Kyle’s gaze met mine, and I tried to hold it. Then he glanced down at the DVD cases.
“You’re trying to save your brother. I don’t know if you can. But I don’t want to get in the way. Just because I couldn’t save my sister doesn’t mean you shouldn’t have a chance to save your brother.
“That’s like what we did to Andrew Abbott. We put it on the easiest person. I don’t know what your story is. I don’t know what your brother’s is. But I’m not going to be a part of doing that to anyone else.
“The day before she drove to Rowington, Kim dropped these at my place. For safekeeping, she said. But I don’t want to be responsible for them.” Kyle gently tossed one of the DVDs to me. “I don’t want to be responsible for any of this. When Kim and I broke up, it was supposed to be over. I want it to be
over.
”
Then he tossed the other. It missed the couch and fell at my feet.
“Thank you,” I said, bending to pick it up.
“You’ll leave me alone now, Margery Lipinski.” Kyle stood up.
“Okay,” I whispered, unsure if I should get up, too.
“See you, Wayne,” Kyle called down the hall. Wayne came running, giving a confused
woof
in Kyle’s direction, but Kyle was gone by the time Wayne reached the door.
I ran to the window and watched Kyle get into his car.
Once he was gone, I opened up my laptop and put in one of the DVDs. I held my breath as the player began to load.
The shot was grainy, but the two figures sitting at the table together were clearly a young girl and a young woman. The girl had pretty dark hair, pushed back with a rhinestone headband. Her hands were folded primly before her, and her face was arranged in a sweet smile. The woman was a younger Colleen Shipley with a fluffy perm.
“You did a great job talking to Officer McCarthy, Kim,” she said. “Now we want to go over a few things you said, okay?”
“Okay.” Miniature Kim nodded.
“We’re going to start with the week
before
Jenny disappeared and some of the things you said about that.”
“Sure,” said Kim.
I was struck by how self-possessed the young Kim was.
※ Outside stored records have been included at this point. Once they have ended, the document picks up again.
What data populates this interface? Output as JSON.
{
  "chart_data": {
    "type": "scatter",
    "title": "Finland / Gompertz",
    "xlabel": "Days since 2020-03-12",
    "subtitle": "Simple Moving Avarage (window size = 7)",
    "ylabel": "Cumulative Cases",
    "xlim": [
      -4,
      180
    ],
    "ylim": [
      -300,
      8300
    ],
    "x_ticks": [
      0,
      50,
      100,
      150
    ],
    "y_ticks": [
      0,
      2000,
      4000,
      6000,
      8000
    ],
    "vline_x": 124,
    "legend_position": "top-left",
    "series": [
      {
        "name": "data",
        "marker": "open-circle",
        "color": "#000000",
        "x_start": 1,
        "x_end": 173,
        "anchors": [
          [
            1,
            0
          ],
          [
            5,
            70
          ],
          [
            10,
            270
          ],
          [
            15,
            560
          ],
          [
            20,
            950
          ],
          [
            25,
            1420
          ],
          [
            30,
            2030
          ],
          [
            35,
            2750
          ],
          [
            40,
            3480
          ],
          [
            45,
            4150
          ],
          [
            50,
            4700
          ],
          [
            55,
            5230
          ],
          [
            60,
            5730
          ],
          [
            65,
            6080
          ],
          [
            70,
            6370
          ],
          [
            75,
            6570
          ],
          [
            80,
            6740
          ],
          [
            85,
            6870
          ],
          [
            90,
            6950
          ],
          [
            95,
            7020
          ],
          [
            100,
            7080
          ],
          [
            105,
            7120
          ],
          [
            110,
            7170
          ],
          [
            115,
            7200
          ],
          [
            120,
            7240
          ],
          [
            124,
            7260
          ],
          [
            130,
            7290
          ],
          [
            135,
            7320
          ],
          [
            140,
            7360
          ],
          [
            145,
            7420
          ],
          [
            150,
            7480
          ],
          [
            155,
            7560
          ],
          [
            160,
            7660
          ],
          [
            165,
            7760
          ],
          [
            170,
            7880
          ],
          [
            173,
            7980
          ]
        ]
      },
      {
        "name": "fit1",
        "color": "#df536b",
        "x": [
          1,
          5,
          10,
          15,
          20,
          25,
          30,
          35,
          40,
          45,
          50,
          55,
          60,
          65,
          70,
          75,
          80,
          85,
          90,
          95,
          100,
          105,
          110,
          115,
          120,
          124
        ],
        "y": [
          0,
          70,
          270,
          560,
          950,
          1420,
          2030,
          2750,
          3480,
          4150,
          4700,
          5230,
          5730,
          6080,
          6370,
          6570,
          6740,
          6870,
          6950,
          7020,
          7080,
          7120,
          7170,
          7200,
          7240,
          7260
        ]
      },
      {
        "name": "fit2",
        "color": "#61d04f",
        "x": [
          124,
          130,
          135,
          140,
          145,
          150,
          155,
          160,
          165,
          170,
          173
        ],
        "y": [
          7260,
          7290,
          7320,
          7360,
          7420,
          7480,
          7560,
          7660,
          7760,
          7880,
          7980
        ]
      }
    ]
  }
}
“So you said that Andrew would try to kiss Jenny. When would he do that? Did you
see
that happen?”
“Um. Mostly she just told me about it. Because it was in private?” I noticed the question in Kim’s voice.
“It was in private. Okay. But did you ever actually
see
it?”
“Once. In the basement.”
“Whose basement?” Colleen asked.
“Jenny’s basement.” Kim’s voice lowered slightly.
“Andrew came over to Jenny’s house? Who else was there?”
“Oh. I meant, Andrew’s basement.”
“Andrew’s basement. Are you sure, Kim?”
“Yeah. We were in his yard drawing the horses and the unicorns, and it started to rain. And we went into Andrew’s basement.”